リバプール駅Liverpool Stで待ち合わせ、スピタルフィールズ・マーケットSpitalfields Marketの屋台で昼食後は、近くのサンデーマーケットやブリック・レーンBrick Lane一帯を散策、場所を移してテート・モダンTate Modernのカフェで休憩した後、ビッグ・ベンBig Benを間近に見に行き、最後はコベント・ガーデンCovent Garden近辺のパブで夕飯。昨日より寒くなってしまった気候の中を、ずーっとおしゃべりしながら、けっこう頑張って歩き回ったものだ。もちろん途中でバスや地下鉄も使ったけれど。
パリではどうも散々な目に会われたらしい。パリ到着直後、色々大事なものを一式入れたリュックがあやしい外国人に盗まれた。パスポート、航空券、お仕事の情報全部が入ったPC、日本円の入ったお財布・・・!なんとお気の毒な。そして、そういう困っている時のフランス警察の薄情さ(というか、やる気のない仕事ぶり)に対する腹立ちと呆れは想像に難くない。佐原さんもアヤさんも今日は穏やかに笑って「一から出直します」なんて言っているけれど、さぞ困られたろうと思う。その上、ちょうど会期と重なってしまった交通機関のストや大寒波の影響で、お客さんの出足はいまいちだったようだ。
しかし。パリでの出足が良かろうと悪かろうと(もちろん良いに越したことはないが)、佐原さんの作品はとても素晴らしい。落ち着いていて、雑なところが少しもなくて、色彩が絶妙。何気ない都会の風景でも、その場所に対する愛情がちゃんと伝わってくる。拙い語彙ではその感動を説明することができないが、佐原さんの作風を私はとても好きである。
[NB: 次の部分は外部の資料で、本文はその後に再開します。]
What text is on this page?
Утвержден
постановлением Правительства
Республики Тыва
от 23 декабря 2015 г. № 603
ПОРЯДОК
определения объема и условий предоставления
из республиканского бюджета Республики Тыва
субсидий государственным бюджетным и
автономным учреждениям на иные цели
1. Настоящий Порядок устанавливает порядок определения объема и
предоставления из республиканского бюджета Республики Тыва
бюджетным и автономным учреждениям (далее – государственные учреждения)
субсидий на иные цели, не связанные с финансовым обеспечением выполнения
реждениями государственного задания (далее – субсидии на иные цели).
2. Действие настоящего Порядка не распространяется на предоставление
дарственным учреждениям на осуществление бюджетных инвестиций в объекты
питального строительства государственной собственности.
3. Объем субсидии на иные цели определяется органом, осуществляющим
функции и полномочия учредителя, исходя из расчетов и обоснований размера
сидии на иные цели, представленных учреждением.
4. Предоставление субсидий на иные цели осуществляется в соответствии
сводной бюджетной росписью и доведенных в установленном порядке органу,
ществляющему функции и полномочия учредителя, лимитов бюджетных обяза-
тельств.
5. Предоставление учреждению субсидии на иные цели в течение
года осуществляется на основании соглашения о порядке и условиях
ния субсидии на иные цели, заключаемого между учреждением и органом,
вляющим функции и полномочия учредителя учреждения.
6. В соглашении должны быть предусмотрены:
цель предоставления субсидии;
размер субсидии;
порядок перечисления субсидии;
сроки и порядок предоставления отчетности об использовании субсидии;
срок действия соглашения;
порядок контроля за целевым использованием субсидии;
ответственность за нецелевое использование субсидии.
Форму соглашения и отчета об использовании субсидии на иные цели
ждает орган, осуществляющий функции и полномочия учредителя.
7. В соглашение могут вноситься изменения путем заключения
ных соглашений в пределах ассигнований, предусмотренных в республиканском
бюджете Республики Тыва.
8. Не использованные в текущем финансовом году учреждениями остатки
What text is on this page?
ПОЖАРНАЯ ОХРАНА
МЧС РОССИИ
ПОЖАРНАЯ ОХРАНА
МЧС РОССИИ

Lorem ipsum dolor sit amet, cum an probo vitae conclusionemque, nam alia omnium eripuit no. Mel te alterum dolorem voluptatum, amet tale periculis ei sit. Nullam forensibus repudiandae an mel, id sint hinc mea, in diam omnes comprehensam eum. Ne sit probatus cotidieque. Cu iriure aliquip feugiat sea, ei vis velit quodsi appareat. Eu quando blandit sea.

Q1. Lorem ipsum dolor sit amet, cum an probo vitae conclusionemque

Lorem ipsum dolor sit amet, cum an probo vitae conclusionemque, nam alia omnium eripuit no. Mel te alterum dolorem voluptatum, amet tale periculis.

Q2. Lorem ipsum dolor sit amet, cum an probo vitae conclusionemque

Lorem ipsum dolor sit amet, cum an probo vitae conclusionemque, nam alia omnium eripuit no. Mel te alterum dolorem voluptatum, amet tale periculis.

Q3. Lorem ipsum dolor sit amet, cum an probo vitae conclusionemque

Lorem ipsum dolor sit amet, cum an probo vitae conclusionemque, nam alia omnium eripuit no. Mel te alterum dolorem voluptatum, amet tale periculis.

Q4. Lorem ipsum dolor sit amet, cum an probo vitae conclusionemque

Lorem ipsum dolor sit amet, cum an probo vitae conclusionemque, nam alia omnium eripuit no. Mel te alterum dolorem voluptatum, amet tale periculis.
そもそもの出会いは、昨年日本を出発する間際、原宿にある着物ショップに立ち寄ったことから始まる。イギリスに行ったらお着物を着たい、でも高級なものはお手入れも大変だから、普段着のようなお着物を気楽に着て、日本女子の本領を発揮したい(?)という夢を見ていた私は、雑誌『KIMONO姫』を読み、たまたま行きつけの美容院近くにお店があることを知り、訪ねてみた。初めて足を踏み入れるその着物ショップで、応対してくれた親切な店員さんに、今度ロンドンに行くので・・・と話をしたところ、彼女のボーイフレンドがアーティストであり、秋にロンドンで個展を開かれるということを教えてくれた。結局お着物は買わずじまいだったけれど、その店員さんはボーイフレンドの別の個展のハガキと名刺を渡してくれた。すぐに忘れることだって十分あり得たと思うが、そのハガキの絵が妙に印象に残り、以来ロンドンでの個展のことがずっと気にかかっていた。佐原さんのウェブサイトで詳細を調べ、ハックニーという、よほどのことがなければ女一人では行かないエリア(ロンドン北東部、治安が良くないと言われている。しかし家賃が安いことからアーティストの多いエリアでもある)へ若干緊張しながら赴くと、会場には物静かな日本人の若者がふたりいた。それが佐原さんと永岡さんであり、ふたりは、それはそれは丁寧に、そして辛抱強く、作品の解説をしてくれた。私はそれまで漠然と、年若いアーティストといえば、社会の枠に捕らわれることを嫌っていて、何かギラギラしたものを持っていて、それが外見や服装にも現れているような人を想像してしまっていた。今思うと、かなりお粗末な固定観念である。しかし佐原さんと永原さんに会って本当に感心した。なんと常識的で、控えめで、でもしっかりした考え方を持っている若者だろう。ある意味老成しているとすら言える。仕事上でも、一個人としても、ぜひこういう人たちを応援したいと思った。
そして、あの着物ショップの店員さんが、佐原さんのガールフレンドのアヤさんだった。あの時、着物に関心を持っていなかったら、あのお店に行かなかったら、お店に行ってもアヤさんがお休みだったら、佐原さんの作品も、ロンドンでの三人展のことも、まったく知らずにきたかもしれない。そう考えると、人との出会いは本当に不思議だ。神様の采配に感謝したくなるのはそういう時。これからも佐原さんたちを応援してゆきたいと思う。